Muvazzaf bir subayın İstanbul Cumhuriyet Başsavcılığı'na gönderdiği Kaos Planı'nın ıslak imzalı orijinal belgesi ile ihbar mektubunu haber yapan gazeteler hakkında suç duyurusunda bulunuldu. Konuya ilişkin başvuru, Ergenekon soruşturmasını yürüten Cumhuriyet Savcısı Zekeriya Öz'den geldi. Öz'ün İstanbul Cumhuriyet Başsavcılığı'na şikayette bulunduğu gazeteler şunlar: "Radikal, Hürriyet, Habertürk, Bugün, Akşam, Star, Yeni Şafak, Zaman, Vakit, Taraf, Vatan, Sabah ve Birgün."

Sorumlular yargılanmazsa, yeni eylem planları yazılacak

Aralarında Mazlum-Der, DİSP, Genç Siviller, Irkçılığa ve Milliyetçiliğe Dur De, Yeşiller Partisi'nin de bulunduğu sivil toplum kuruluşları, 'İrticayla Mücadele Eylem Planı'na karşı protesto yürüyüşü gerçekleştirdi. Kalabalık, 'Cuntalar olmasın', 'Darbeciler yargılansın' pankartlarıyla Taksim Tünel'den Galatasaray Meydanı'na kadar yürüdü. Eylemin ilk bölümünde grup adına açıklama yapan eski İnsan Hakları Derneği Başkanı Avukat Eren Keskin, sivil siyasetin önündeki engeller kalkmadığı sürece kimsenin özgür olamayacağını söyledi. Türkiye'nin demokratikleşmesinin önündeki en büyük engelin ordu olduğunu belirten Keskin, TSK'nın geçmişteki İttihat ve Terakki'nin zihniyetine sahip olduğunu aktardı. Bu sebeple Başbuğ görevden alınana kadar eylemlerine devam edeceklerini söyledi.
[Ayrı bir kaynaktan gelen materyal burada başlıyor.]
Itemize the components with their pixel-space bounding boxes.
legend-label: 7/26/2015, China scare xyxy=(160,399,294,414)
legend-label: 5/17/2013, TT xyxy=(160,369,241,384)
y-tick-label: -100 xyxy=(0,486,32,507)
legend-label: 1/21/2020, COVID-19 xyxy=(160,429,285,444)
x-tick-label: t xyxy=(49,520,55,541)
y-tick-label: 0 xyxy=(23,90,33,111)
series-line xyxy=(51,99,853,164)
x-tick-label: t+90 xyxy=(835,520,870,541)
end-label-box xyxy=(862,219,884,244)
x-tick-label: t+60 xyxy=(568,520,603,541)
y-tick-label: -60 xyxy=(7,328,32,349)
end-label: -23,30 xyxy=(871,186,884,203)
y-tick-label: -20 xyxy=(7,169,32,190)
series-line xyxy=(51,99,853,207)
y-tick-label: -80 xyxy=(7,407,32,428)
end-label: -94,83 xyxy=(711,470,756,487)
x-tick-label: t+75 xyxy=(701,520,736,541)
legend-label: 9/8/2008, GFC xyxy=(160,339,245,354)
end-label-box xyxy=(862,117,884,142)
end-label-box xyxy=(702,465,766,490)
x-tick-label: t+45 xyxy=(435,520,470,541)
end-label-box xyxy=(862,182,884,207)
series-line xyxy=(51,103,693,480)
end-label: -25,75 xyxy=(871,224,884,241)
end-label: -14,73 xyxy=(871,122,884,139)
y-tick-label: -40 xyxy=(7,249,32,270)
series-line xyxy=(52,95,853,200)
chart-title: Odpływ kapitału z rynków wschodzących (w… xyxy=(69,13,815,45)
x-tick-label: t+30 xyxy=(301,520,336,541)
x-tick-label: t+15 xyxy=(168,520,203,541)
Bu tarihi bir fırsattır, cuntacılar dağıtılsın, darbeciler yargılansın

Bildiriyi okuyan sanatçı Zeynep Tanbay ise cuntacılara iyi bir ders vermek için tarihi bir fırsat ele geçtiğini vurguladı. 27 Mayıs'tan, 12 Mart'tan 12 Eylül'den ve 28 Şubat'tan önce yazılmış ve başarıyla hayata geçirilen eylem planın bir yenisin yürürlüğe konulmadan ele geçirildiğini söyleyen sanatçı, "Çok iyi biliyoruz ki, bu belgenin hesabı sorulamazsa birkaç ay içerisinde bir eylem planı daha yazılacak. Bunun hesabını sormak için sahip olduğumuz bu tarihi fırsatı değerlendirmezsek bu planlar her birimiz için ayrı ayrı yazılmaya devam edecek." şeklinde konuştu. Tanbay, darbe planının ilk elden sorumlusu Başbuğ'un görevden alınmasını, cuntanın derhal dağıtılmasını ve darbecilerin yargılanmasını istedi. Sorumlular sivil yargının önüne çıkarılana kadar bu işin takipçisi olacakların söyledi.